Durch mehrfaches, schnelles seitliches Führen und unmittelbares Stoppen, können dem Gegner so Schussversuche vorgetäuscht werden um Ihn zum öffnen von Deckungslücken zu verleiten. Wichtig ist, dass der Griff dabei durchgehend mit dem Unterarm kontrolliert wird.

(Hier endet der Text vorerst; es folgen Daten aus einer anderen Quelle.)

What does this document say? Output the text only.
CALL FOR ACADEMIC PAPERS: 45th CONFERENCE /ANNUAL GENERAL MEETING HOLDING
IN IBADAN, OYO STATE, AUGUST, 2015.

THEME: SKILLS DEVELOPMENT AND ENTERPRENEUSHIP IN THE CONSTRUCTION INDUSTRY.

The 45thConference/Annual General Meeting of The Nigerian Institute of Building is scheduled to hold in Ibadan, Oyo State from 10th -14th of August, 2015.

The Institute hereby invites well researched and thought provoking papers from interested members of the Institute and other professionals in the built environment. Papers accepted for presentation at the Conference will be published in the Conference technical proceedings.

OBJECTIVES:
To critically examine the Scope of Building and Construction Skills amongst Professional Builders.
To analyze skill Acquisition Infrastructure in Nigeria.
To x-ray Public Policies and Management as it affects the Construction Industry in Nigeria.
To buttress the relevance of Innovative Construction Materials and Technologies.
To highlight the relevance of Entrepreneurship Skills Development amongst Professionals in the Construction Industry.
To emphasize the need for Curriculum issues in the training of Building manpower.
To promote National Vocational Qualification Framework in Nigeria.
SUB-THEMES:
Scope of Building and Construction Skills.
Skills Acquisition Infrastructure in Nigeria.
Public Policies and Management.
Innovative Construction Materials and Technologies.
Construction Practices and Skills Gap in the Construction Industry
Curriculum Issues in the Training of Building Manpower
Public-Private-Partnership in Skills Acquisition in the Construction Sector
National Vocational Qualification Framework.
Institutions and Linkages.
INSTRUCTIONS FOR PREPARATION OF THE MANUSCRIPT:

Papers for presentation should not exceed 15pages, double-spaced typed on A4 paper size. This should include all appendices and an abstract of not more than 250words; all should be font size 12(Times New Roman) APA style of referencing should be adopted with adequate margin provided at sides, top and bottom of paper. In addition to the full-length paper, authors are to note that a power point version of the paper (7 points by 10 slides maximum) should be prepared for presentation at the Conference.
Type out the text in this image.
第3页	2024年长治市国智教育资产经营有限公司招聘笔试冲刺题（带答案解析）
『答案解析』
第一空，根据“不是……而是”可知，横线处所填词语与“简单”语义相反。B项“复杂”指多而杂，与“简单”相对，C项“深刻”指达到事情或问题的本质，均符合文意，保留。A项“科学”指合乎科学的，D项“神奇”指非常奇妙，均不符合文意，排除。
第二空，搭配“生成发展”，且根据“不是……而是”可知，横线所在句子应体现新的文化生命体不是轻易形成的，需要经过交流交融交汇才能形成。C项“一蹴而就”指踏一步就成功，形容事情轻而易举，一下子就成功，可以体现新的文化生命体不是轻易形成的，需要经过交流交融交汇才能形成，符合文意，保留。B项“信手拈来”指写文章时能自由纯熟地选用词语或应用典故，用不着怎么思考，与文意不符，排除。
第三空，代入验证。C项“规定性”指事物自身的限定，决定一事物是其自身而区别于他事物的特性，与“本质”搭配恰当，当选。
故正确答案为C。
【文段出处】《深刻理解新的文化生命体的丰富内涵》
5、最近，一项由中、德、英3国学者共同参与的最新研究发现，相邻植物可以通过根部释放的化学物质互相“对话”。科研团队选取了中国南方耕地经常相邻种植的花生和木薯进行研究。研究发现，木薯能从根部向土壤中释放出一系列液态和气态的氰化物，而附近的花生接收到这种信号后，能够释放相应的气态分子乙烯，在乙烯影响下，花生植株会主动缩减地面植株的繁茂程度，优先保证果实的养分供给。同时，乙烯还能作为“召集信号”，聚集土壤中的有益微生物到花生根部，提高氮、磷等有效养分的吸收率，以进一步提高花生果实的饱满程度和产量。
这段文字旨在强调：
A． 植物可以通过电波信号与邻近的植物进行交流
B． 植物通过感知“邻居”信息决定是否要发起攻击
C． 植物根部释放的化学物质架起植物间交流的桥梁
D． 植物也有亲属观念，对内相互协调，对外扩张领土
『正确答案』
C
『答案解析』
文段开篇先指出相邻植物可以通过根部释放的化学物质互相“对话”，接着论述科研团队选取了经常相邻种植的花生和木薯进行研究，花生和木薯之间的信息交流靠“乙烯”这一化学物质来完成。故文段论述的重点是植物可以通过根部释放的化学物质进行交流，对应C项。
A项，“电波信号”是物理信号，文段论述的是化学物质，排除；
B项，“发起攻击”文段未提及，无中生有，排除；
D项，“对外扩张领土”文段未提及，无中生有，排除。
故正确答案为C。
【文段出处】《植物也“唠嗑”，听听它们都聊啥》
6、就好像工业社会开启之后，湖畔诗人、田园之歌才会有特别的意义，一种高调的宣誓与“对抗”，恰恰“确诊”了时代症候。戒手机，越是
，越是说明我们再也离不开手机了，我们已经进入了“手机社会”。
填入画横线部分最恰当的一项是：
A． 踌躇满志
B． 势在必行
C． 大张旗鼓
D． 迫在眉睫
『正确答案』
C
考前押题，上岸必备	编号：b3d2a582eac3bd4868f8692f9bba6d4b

Eine beliebte Täuschung ist zudem eine schnelle Rotation in die Gegenrichtung. Dazu wird der Ball aus der Klemmposition etwas zur Seite mitgenommen, die Figur (unter durchgehender Kontrolle mit dem Unterarm) in kurzer Entfernung vom Ball im Uhrzeigersinn um 360° gedreht, so dass der Ball am Ende der Rotation sofort wieder unter dem Fuss der Figur wie zuvor geklemmt zum liegen kommt. Wird diese Bewegung schnell ausgeführt, wirkt sie wie ein Schussversuch und eine dadurch entstehende Deckungslücke kann sofort mit einem Jet genutzt werden.
Schwierigkeiten
Die eigentliche Schwierigkeit beim Jet liegt in der ungewohnten Art der Griffkontrolle mit dem Unterarm und nicht wie sonst üblich mit der Hand.
Training
Trainiert man den Jet zum ersten Mal ist es wichtig, die eigene Griffhaltung zu finden. Dazu probiert man am besten verschiedene Stellen des Unterarmes aus und zieht den Schuss zunächst ohne seitliche Bewegung des Balles durch. Ist so ein gutes Gefühl für den Ball und eine optimale Ballbeschleunigung gefunden, bietet es sich an das seitliche Rollen des Balles und sein Stoppen mit der Unterarmkontrolle zu trainieren ohne zu schiessen. Dabei sollte die Länge der seitlichen Bewegung von kurz bis hin zur vollen Torbreite variiert werden. Wenn auch das sicher funktioniert, ist es Zeit beides zu einem Schuss zu kombinieren. Auch dabei sollte man möglichst in Schub- und Zugrichtung sowie für verschiedene Längen trainieren.